Athénaïs était penchée sur ce livre et cherchait quoi en faire. Partagée entre l'idée de l'élaguer, donc de le sortir de la collection de la bibliothèque, et celle de le réparer, elle pensait au travail à faire sur le dit livre.
Ayant eu la position de bibliothécaire du lycée de Mist, la jeune femme étrennait son travail pour la première semaine. On lui avait donné le poste alors que la bibliothécaire précédente était partie à la retraite. Aux entrevues, seule madame Sanders et elle s'étaient présentées. Sans grande surprise, ce fut Athénaïs qui eut le poste. Rien de bien étonnant. Entre une vilaine femme grincheuse et une jolie jeune femme qui avait travaillé à la Bibliothèque Nationale de France, le choix avait été facile.

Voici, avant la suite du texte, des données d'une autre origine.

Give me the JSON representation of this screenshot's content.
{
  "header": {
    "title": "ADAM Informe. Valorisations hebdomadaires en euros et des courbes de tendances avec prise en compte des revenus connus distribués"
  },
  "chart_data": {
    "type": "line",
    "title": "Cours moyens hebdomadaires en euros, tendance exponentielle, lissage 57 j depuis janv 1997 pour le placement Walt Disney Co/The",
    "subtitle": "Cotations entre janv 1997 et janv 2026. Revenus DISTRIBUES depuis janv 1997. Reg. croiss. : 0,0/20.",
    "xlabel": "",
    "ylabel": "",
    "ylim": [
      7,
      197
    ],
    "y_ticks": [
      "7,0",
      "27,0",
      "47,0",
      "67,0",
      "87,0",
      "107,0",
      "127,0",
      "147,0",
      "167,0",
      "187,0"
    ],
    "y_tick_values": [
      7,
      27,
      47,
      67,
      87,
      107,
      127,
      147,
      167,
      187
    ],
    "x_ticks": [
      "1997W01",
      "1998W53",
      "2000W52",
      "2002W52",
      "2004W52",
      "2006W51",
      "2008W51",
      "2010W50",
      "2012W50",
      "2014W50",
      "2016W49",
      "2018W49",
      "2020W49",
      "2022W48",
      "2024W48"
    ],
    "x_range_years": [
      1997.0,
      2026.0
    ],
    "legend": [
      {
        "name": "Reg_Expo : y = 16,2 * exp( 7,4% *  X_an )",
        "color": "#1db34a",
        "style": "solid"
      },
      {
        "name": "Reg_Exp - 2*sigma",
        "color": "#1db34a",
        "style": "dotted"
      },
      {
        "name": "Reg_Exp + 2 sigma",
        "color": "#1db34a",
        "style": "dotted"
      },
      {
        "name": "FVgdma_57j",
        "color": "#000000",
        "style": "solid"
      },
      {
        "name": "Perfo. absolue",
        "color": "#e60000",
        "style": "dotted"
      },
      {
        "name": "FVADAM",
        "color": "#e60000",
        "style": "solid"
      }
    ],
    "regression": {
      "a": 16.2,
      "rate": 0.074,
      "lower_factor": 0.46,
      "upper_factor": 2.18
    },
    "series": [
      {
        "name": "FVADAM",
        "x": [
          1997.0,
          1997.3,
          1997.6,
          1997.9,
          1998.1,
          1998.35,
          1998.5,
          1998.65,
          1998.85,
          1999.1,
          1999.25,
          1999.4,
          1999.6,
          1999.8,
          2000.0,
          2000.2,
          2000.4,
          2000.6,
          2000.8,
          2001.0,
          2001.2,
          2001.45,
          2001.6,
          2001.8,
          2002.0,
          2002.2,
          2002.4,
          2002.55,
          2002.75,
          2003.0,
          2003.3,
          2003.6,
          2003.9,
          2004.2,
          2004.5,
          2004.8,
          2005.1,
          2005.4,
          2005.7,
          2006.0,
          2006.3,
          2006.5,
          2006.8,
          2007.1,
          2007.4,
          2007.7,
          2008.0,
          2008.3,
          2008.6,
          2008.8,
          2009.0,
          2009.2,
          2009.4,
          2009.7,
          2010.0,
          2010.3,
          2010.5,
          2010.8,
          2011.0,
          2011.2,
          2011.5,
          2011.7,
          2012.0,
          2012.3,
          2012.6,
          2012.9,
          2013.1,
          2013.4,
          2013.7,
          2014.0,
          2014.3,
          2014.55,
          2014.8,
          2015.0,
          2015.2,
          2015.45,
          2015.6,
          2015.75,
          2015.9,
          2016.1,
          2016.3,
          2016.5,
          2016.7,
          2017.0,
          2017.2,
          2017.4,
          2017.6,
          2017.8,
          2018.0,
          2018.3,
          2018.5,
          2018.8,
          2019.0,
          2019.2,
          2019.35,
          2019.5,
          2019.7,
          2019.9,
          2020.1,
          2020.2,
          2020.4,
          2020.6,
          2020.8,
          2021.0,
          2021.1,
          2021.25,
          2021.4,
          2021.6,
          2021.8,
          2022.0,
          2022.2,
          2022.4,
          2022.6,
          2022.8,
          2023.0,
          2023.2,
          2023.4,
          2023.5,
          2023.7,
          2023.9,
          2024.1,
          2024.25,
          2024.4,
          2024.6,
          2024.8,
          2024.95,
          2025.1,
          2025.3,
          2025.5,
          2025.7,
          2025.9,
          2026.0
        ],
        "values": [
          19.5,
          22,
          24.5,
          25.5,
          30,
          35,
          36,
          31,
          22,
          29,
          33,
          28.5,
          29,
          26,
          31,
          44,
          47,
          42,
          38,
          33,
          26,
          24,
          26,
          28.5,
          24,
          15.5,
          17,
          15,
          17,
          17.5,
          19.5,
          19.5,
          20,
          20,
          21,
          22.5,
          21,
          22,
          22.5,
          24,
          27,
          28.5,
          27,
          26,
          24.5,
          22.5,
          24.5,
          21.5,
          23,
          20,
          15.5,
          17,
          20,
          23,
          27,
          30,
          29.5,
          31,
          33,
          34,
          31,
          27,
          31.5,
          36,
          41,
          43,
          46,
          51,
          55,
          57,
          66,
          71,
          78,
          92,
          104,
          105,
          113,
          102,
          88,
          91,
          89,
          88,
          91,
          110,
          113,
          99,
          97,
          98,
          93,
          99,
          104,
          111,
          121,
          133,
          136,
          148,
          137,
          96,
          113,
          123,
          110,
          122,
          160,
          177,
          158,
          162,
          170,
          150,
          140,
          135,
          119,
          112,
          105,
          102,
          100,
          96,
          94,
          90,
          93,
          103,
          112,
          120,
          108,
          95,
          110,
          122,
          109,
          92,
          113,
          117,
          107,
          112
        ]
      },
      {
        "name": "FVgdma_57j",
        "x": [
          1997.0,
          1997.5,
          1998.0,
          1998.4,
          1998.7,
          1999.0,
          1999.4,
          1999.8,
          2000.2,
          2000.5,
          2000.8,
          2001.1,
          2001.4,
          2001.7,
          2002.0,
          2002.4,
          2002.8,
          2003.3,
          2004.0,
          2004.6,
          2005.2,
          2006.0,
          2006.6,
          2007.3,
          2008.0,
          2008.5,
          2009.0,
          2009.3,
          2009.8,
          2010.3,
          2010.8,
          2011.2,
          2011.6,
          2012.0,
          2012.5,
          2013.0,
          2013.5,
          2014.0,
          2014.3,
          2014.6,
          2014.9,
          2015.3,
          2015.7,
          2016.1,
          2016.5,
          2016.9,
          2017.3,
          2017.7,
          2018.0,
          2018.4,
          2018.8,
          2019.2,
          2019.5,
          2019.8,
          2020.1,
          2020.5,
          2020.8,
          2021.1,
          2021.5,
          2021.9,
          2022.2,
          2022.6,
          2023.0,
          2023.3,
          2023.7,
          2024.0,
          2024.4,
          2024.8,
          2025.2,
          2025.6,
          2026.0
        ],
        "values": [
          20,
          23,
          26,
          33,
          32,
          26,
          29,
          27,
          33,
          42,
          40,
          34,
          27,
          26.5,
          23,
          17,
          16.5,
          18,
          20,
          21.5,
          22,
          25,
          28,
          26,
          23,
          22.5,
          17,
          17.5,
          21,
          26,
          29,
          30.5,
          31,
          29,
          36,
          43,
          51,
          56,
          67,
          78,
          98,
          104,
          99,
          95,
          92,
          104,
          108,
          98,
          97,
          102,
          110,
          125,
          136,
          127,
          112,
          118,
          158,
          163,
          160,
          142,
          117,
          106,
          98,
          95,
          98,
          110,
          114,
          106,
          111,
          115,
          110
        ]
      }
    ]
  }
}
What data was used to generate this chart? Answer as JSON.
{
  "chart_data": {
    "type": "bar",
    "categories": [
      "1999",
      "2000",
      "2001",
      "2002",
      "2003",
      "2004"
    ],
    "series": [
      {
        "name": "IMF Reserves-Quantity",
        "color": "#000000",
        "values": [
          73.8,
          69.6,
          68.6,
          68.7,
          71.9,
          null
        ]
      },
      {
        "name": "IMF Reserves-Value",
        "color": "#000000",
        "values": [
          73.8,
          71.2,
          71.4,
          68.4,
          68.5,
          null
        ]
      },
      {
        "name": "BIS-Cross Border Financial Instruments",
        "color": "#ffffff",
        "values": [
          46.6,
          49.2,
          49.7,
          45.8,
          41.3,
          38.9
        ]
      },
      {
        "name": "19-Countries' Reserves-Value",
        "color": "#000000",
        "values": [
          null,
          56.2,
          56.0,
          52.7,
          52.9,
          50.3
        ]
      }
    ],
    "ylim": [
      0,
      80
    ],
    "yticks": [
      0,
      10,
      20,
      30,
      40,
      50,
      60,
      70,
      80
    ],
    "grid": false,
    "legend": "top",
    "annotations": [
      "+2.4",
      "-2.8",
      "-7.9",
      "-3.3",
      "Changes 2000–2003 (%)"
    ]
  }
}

Athénaïs n'avait même pas eu l'idée de tuer son adversaire puisqu'elle ne représentait aucun danger pour son intégration dans la société de Mist. On avait été très clair chez les Volturi quant à la mission de la jeune femme. Elle devait être la plus insoupçonnable de la ville pour mieux enquêter. C'était une mission qui ne lui convenait guère, mais puisque Caïus lui avait demandé personnellement, la jeune femme n'avait pas eu le coeur de refuser.
En ce moment, alors qu'elle feuilletait le livre, elle repensa à sa mollesse devant le chef Volturi. Caïus l'avait poussée contre le mur, l'avait maintenu contre son corps et à quelque centimètres de son visage, assez près pour qu'elle voit les détails de l'iris de son oeil, il lui avait soufflé:
"Tu ne me refuserais pas cela, n'est-ce pas? Tu es bien la seule qui ne me refuserait jamais rien. J'ai confiance en toi..."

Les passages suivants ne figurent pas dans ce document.